Nous vivons la fin d’une période de quarante ans sans inflation. Ceux ayant connu la précédente période d’inflation ne sont plus en activité, il faut apprendre. Le prix annuel fixe reconduit d’une année sur l’autre avec 1 à 2 % d’augmentation et des négociations qui n’en finissent pas, ce n’est plus possible. Il faut s’adapter. S’il y a une augmentation continue des prix de l’énergie et des matières sèches et qu’en face nos clients ne veulent que des négociations annuelles, ça ne marchera pas.
Comment se sont passées vos renégociations ? Est-il possible de préserver la marge, pour qu’elle ne se réduise pas à peau de chagrin ?
En face de nous, nous avons des professionnels. Dans une négociation B2B, les acheteurs connaissent le contexte des hausses des coûts de production.
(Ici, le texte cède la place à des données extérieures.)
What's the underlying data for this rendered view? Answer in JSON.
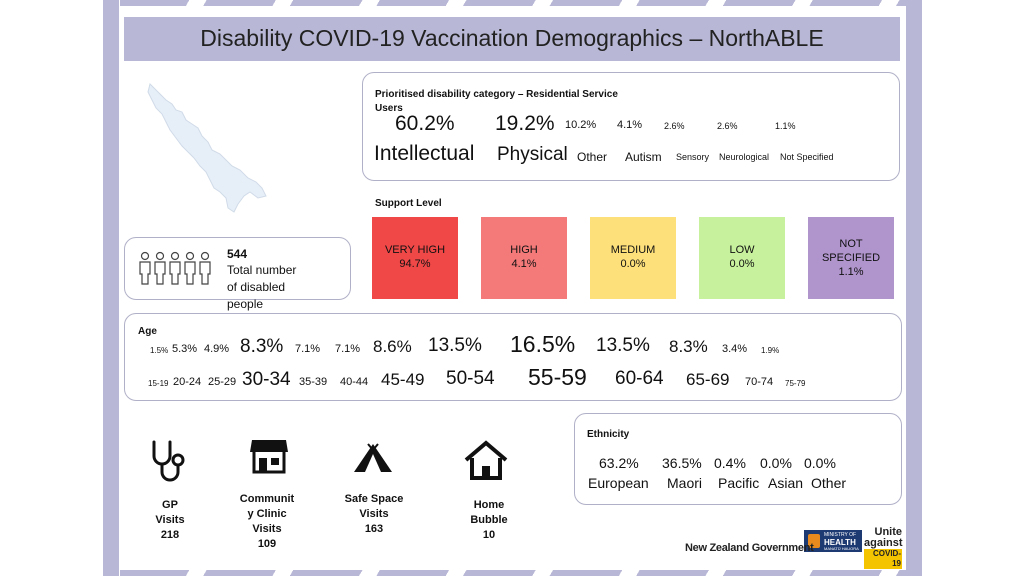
{
  "title": "Disability COVID-19 Vaccination Demographics – NorthABLE",
  "category": {
    "heading": "Prioritised disability category – Residential Service Users",
    "items": [
      {
        "pct": "60.2%",
        "label": "Intellectual"
      },
      {
        "pct": "19.2%",
        "label": "Physical"
      },
      {
        "pct": "10.2%",
        "label": "Other"
      },
      {
        "pct": "4.1%",
        "label": "Autism"
      },
      {
        "pct": "2.6%",
        "label": "Sensory"
      },
      {
        "pct": "2.6%",
        "label": "Neurological"
      },
      {
        "pct": "1.1%",
        "label": "Not Specified"
      }
    ]
  },
  "support": {
    "heading": "Support Level",
    "levels": [
      {
        "name": "VERY HIGH",
        "value": "94.7%",
        "color": "#f04747"
      },
      {
        "name": "HIGH",
        "value": "4.1%",
        "color": "#f47a7a"
      },
      {
        "name": "MEDIUM",
        "value": "0.0%",
        "color": "#fde07a"
      },
      {
        "name": "LOW",
        "value": "0.0%",
        "color": "#c7f19c"
      },
      {
        "name": "NOT SPECIFIED",
        "value": "1.1%",
        "color": "#b094cc"
      }
    ]
  },
  "total": {
    "count": "544",
    "line1": "Total number",
    "line2": "of disabled",
    "line3": "people",
    "icon": "people-group-icon"
  },
  "age": {
    "heading": "Age",
    "groups": [
      {
        "pct": "1.5%",
        "range": "15-19"
      },
      {
        "pct": "5.3%",
        "range": "20-24"
      },
      {
        "pct": "4.9%",
        "range": "25-29"
      },
      {
        "pct": "8.3%",
        "range": "30-34"
      },
      {
        "pct": "7.1%",
        "range": "35-39"
      },
      {
        "pct": "7.1%",
        "range": "40-44"
      },
      {
        "pct": "8.6%",
        "range": "45-49"
      },
      {
        "pct": "13.5%",
        "range": "50-54"
      },
      {
        "pct": "16.5%",
        "range": "55-59"
      },
      {
        "pct": "13.5%",
        "range": "60-64"
      },
      {
        "pct": "8.3%",
        "range": "65-69"
      },
      {
        "pct": "3.4%",
        "range": "70-74"
      },
      {
        "pct": "1.9%",
        "range": "75-79"
      }
    ]
  },
  "ethnicity": {
    "heading": "Ethnicity",
    "items": [
      {
        "pct": "63.2%",
        "label": "European"
      },
      {
        "pct": "36.5%",
        "label": "Maori"
      },
      {
        "pct": "0.4%",
        "label": "Pacific"
      },
      {
        "pct": "0.0%",
        "label": "Asian"
      },
      {
        "pct": "0.0%",
        "label": "Other"
      }
    ]
  },
  "visits": [
    {
      "l1": "GP",
      "l2": "Visits",
      "l3": "218",
      "icon": "stethoscope-icon"
    },
    {
      "l1": "Communit",
      "l2": "y Clinic",
      "l3": "Visits",
      "l4": "109",
      "icon": "shop-icon"
    },
    {
      "l1": "Safe Space",
      "l2": "Visits",
      "l3": "163",
      "icon": "tent-icon"
    },
    {
      "l1": "Home",
      "l2": "Bubble",
      "l3": "10",
      "icon": "house-icon"
    }
  ],
  "logos": {
    "ministry_l1": "MINISTRY OF",
    "ministry_l2": "HEALTH",
    "ministry_l3": "MANATŪ HAUORA",
    "nzgov": "New Zealand Government",
    "unite_l1": "Unite",
    "unite_l2": "against",
    "unite_l3": "COVID-19"
  }
}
L’augmentation des prix est une question de survie pour la continuer de notre activité. Il faut bouger ! L’absence d’évolution des coûts, avec l’inflation faible depuis quelques années, a construit un équilibre autour des marges sur nos produits : mais c’était un équilibre précaire. Et nous n’avons pas de confort de marges pour vin.
Nous avons ouvert des renégociations dès les premières semaines du conflit. Il y a eu des discussions et de l’écoute de nos clients. Les professionnels de la filière et de la distribution savent faire la part des choses. Mais les négociations ne sont pas toujours très faciles avec la Grande Distribution (GD).
Entre le conjoncturel avec la baisse du pouvoir d’achat et le structurel de la déconsommation de vin, comment voyez-vous les évolutions du marché de la GD ?
En GD, la Loire reste encore un bon élève. Notre été s’est bien déroulé pour les rosés, avec une évolution favorable des blancs, une croissance des rouges (avec un bon trio en Saumur Champigny, Bourgueil et Saint-Nicolas). Les fines bulles vont bien : crémant de Loire et Vouvray. L’enjeu des prix est de rester accessibles face aux consommateurs et à leurs budgets.